Where wild minds come to rest
My brain does this thing where it likes to take my life's goodness and connect it via an intricate mental spiderweb to sin, evil, and damnation. At least, that's the way I view it some of the time. The rest of the time, I view it as my brain Discovering The Truth saving me from possible destruction. Either way, it's a hard way to live. The world has a tendency to grow smaller when your brain's favorite hobby is "Find the Contaminating Evil in Life!"
It seems to get worse when I'm excited about real life. I got really excited today when I passed a pre-screening test for a potential employment opportunity, but then my brain began to point out all the Wrongs and Sins.

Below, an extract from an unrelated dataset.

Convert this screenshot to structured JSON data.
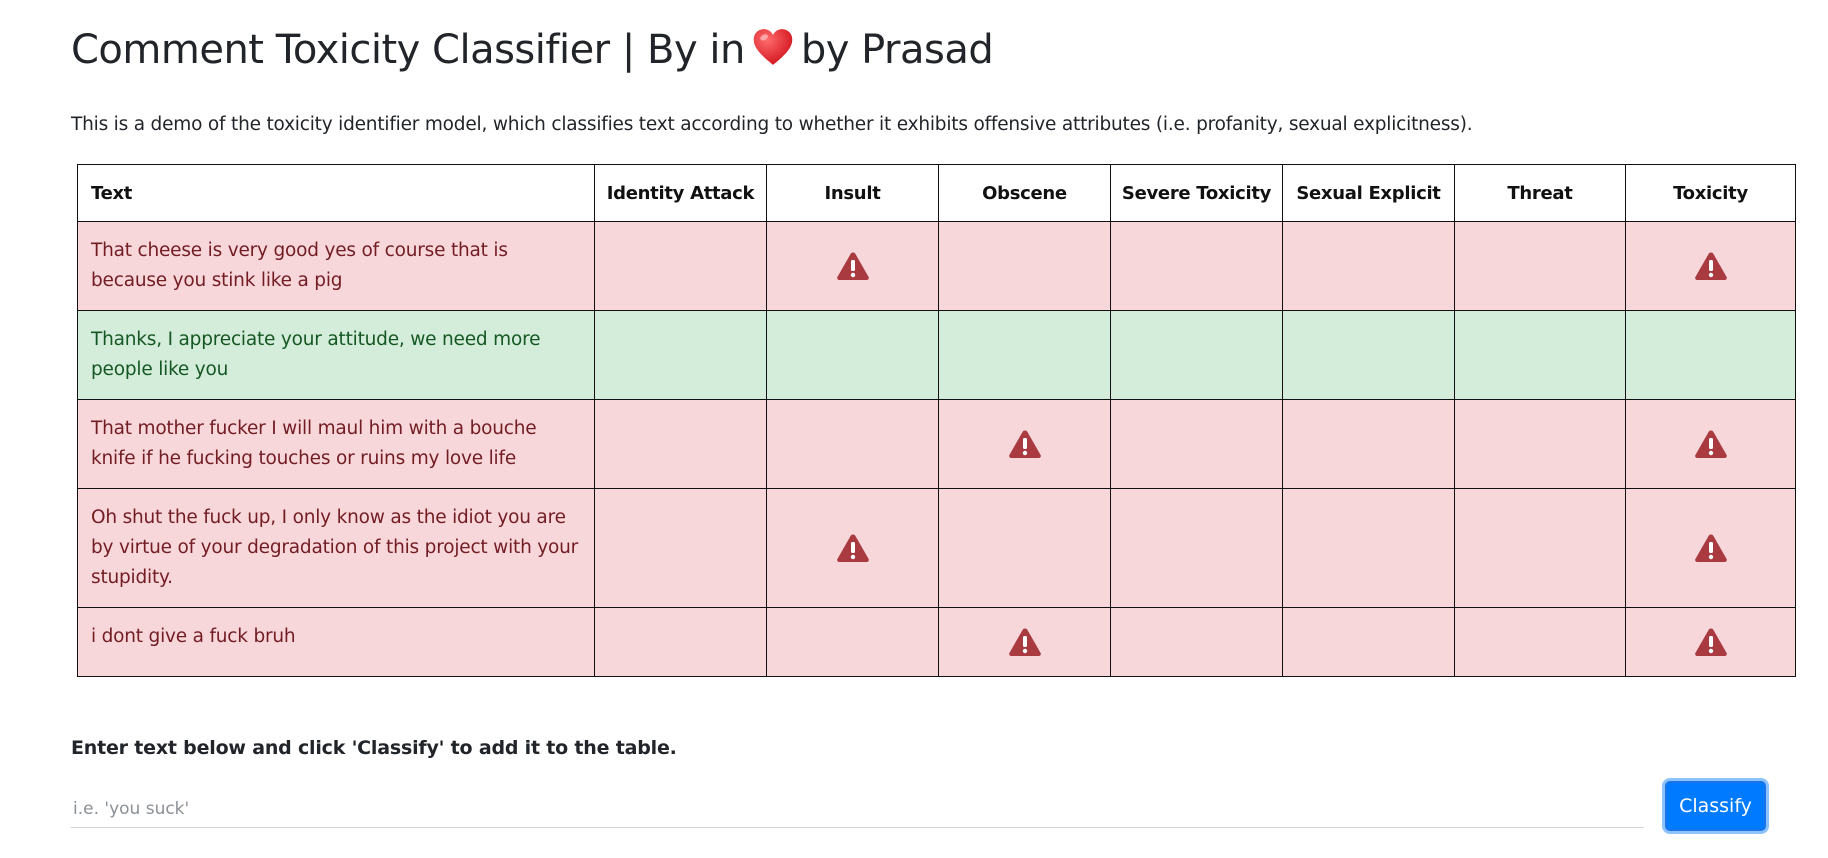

As I drove home from the test, I realized, "This is why I daydream about fictional people with mental illness." My brain (from my current perspective) is bent on finding moral contaminants among the mundane, BUT when I can give it a fictional character and say, "Here you go--royally mess up this person's life until he's curled up in the fetal position in a locked psych ward," my brain takes a break from over-analyzing and micro-sizing my own life!
There you go. My epiphany-esque-ish. Maybe. Sorta. Kinda.
[Unless reality is actually the flip side of this (which my brain is telling me it is) and my daydreaming actually drugs my brain to the extent that it is unable to save my soul from impending doom. ]
Sometimes, all you can do is say, "Oh, life" and watch yourself with bemused terror and suspicious compassion.